The activists are selling a T-shirt with the message "Don't give it to a Russian," alongside a pair of hands making the shape of a vagina.
The shirts also feature a line from Ukrainian poet Taras Shevchenko: "O dark-browed maidens fall in love, but not with the Moskals [a Ukrainian ethnic slur referring to Russians]."

The proceeds are being donated to the Ukrainian army.
Irina Rubis, who co-founded the group, told NBC News in an email Wednesday that the campaign is anything but lighthearted.
"Sex is known for being one of the most effective elements of drawing substantial attention to campaigns," said Rubis, who works for Kiev-based communications firm Ekonomika. "[But] for us the slogan on the T-shirts is not about sex - this is a claim to protect our country from an aggressor."
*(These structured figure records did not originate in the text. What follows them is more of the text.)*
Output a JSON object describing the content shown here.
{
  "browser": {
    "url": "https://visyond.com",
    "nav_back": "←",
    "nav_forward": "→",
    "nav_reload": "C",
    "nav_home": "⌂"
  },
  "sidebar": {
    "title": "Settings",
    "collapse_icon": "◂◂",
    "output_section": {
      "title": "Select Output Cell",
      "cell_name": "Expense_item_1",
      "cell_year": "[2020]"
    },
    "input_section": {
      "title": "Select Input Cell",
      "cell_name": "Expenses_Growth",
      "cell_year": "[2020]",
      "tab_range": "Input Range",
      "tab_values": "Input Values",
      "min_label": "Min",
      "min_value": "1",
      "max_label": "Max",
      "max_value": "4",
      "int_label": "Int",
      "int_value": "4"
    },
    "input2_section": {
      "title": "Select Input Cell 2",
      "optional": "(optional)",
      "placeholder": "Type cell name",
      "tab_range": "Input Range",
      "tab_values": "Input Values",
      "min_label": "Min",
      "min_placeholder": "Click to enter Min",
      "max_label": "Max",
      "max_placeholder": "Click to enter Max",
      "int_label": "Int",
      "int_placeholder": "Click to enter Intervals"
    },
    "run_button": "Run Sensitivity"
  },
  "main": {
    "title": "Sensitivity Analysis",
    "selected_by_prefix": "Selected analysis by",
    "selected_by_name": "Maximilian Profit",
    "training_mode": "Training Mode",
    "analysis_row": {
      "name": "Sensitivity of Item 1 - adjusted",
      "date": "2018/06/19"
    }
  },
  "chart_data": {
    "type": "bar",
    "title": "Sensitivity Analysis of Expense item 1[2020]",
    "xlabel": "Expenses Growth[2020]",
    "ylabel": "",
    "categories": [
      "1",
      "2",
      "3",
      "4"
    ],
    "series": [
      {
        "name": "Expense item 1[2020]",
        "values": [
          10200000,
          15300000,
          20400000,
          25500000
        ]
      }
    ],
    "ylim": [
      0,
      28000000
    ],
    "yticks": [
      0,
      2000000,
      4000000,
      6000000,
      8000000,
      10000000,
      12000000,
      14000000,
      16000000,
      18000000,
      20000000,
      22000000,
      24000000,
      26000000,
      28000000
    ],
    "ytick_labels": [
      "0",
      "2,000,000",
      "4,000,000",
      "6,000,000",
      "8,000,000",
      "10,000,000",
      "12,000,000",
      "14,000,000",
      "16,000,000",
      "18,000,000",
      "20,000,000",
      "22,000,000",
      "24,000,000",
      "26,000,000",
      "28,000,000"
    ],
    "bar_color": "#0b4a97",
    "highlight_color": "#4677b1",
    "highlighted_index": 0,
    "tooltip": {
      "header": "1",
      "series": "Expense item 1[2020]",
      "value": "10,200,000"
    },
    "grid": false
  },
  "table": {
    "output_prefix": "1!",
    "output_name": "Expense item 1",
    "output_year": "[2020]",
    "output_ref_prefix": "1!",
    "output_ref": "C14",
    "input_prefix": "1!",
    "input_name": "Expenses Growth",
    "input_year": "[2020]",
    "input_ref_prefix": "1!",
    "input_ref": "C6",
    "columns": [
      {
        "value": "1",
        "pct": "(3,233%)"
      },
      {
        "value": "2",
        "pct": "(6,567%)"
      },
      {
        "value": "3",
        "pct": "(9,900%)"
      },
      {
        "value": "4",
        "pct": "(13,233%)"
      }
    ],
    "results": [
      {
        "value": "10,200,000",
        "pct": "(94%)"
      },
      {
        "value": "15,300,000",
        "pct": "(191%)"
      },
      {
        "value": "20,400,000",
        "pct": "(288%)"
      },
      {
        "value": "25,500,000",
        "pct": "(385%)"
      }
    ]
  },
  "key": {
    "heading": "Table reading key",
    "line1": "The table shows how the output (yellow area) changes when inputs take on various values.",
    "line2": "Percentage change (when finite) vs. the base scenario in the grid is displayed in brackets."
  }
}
The shirts go for 250 Ukrainian hryvnia (about $23) and the group has had about 200 orders from its Facebook page, which has more than 1,800 likes since it was set up seven days ago.
There have been other attempts to boycott Russian goods in the Ukraine since Moscow began its annexation of Crimea last month, but Rubis said they started the movement after realizing that many Ukrainian efforts to show "the brutality of Russian occupation" had failed.
"The chaos done by Russians in Crimea - kidnapping, limiting rights of the Tatars, preventing adequate journalists' work – these are the messages we want to draw attention to. It is certainly not to offend the Russians," she said.
The campaign sees itself as the latest in a long history of women withholding sex as a form of political protest.
Their Facebook page references the ancient Greek comedy "Lysistrata," in which women embargo sexual privileges from their husbands in an effort to end the Peloponnesian War.
However, the Russian nationalist website "Sputnik and Pogrom" described the women as "prostitutes," according to the Moscow Times.
And a doctored picture of middle-aged Russian liberal Valeriya Novodvorskaya wearing the T-shirt has been doing the rounds on Twitter.
In November, a group of women in a remote Colombian town launched a "crossed legs" sex strike over a crumbling highway.
And in August 2012, the female wing of a civil rights group urged women in Togo to stage a week-long sex strike to demand the resignation of the country's president.